Inflation has again surged for a second consecutive month, to 22.1 percent in October this year; this marks a rise from 21.5 percent in September according to the Ghana Statistical Service (GSS).
The uptick underscores ongoing inflationary pressures affecting essential goods and services, driven by factors such as currency depreciation, fuel price hikes and rising cost of food.
Food inflation continued to be a significant factor, with a year-on-year increase of 22.8 percent in October. Non-food items saw a relatively lower inflation rate of 20.9 percent.
Key drivers of inflation include the Food and Non-Alcoholic Beverages category, which rose by 22.8 percent year-on-year – fuelled by rising prices of staples such as grains and vegetables.
Additionally, housing, transport and healthcare costs contributed to inflationary pressures, reflecting increased utility costs, fuel price volatility and persisting supply chain disruptions.
The 22.1% rate for October 2024 is a 0.6 percentage point increase relative to year-on-year inflation recorded in the previous month.
It is to be recalled that the Bank of Ghana (BoG) revised its year-end inflation target to 18 percent; up from an optimistic earlier projection of 17 percent. A surprise inflation surge in September sparked questions about the rate-cut’s timing.
The Bank of Ghana (BoG), at its MPC meeting on 25–27 September, slashed the policy rate by 200 basis points to 27.00%.

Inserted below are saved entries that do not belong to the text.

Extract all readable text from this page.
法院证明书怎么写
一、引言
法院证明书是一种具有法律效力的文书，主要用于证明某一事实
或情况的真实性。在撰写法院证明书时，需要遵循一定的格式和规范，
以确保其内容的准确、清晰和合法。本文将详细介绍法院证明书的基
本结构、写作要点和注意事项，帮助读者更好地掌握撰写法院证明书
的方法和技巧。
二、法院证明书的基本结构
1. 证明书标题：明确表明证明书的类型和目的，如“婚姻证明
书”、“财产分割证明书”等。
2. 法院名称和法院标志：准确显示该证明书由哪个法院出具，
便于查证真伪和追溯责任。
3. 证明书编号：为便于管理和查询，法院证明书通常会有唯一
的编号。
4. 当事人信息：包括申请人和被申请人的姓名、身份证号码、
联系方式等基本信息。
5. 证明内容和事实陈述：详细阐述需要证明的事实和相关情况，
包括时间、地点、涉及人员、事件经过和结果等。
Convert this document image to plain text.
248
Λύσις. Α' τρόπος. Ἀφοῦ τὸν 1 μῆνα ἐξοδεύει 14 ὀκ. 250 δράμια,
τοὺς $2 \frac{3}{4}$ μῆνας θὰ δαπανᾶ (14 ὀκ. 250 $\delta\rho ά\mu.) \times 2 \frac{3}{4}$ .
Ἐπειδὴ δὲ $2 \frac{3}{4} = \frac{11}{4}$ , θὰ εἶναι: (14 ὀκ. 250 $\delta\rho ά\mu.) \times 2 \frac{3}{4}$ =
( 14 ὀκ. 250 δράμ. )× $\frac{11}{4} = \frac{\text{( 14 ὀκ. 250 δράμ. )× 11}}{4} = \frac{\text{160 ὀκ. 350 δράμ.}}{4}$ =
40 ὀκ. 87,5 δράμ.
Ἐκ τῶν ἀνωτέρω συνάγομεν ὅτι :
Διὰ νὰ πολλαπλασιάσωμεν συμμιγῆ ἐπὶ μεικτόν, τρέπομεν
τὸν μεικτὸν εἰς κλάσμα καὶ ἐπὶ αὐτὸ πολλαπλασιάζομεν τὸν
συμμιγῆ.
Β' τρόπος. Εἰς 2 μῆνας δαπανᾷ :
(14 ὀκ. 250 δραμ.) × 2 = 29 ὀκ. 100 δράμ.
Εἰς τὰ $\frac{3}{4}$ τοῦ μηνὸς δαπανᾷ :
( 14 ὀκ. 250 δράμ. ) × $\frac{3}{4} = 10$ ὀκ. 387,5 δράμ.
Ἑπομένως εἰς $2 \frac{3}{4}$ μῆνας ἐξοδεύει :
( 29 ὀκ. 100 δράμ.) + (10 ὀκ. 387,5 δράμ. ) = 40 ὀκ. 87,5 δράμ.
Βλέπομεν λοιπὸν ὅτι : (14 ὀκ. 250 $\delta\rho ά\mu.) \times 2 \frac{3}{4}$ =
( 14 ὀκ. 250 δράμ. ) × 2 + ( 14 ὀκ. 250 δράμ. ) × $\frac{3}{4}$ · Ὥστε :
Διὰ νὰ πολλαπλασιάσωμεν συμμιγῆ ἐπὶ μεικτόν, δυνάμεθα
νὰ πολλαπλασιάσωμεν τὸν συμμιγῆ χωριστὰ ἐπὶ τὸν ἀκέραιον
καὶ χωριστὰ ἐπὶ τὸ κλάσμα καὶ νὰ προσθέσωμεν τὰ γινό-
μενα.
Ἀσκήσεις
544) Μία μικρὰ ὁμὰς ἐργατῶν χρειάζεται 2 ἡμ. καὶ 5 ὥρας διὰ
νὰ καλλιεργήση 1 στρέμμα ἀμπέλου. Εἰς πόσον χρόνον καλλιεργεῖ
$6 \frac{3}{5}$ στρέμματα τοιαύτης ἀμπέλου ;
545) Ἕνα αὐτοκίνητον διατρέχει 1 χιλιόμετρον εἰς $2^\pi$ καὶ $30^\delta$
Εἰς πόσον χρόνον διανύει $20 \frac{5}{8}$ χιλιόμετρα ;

DataBank, a financial services firm, predicted inflation could reach as high as 23.5 percent by year-end, driven by fluctuating fuel costs and persistent currency depreciation.
In fact, inflation has been stuck in the lower-twenties since December 2023, after being brought down drastically from a peak of 54% a year earlier in December 2022.
The Institute for Economic Affairs has expressed deep concern about the persistent higher inflation, noting that that Ghanaians spend 43% of their monthly budget on food alone; leaving 57% for all other necessary consumer items.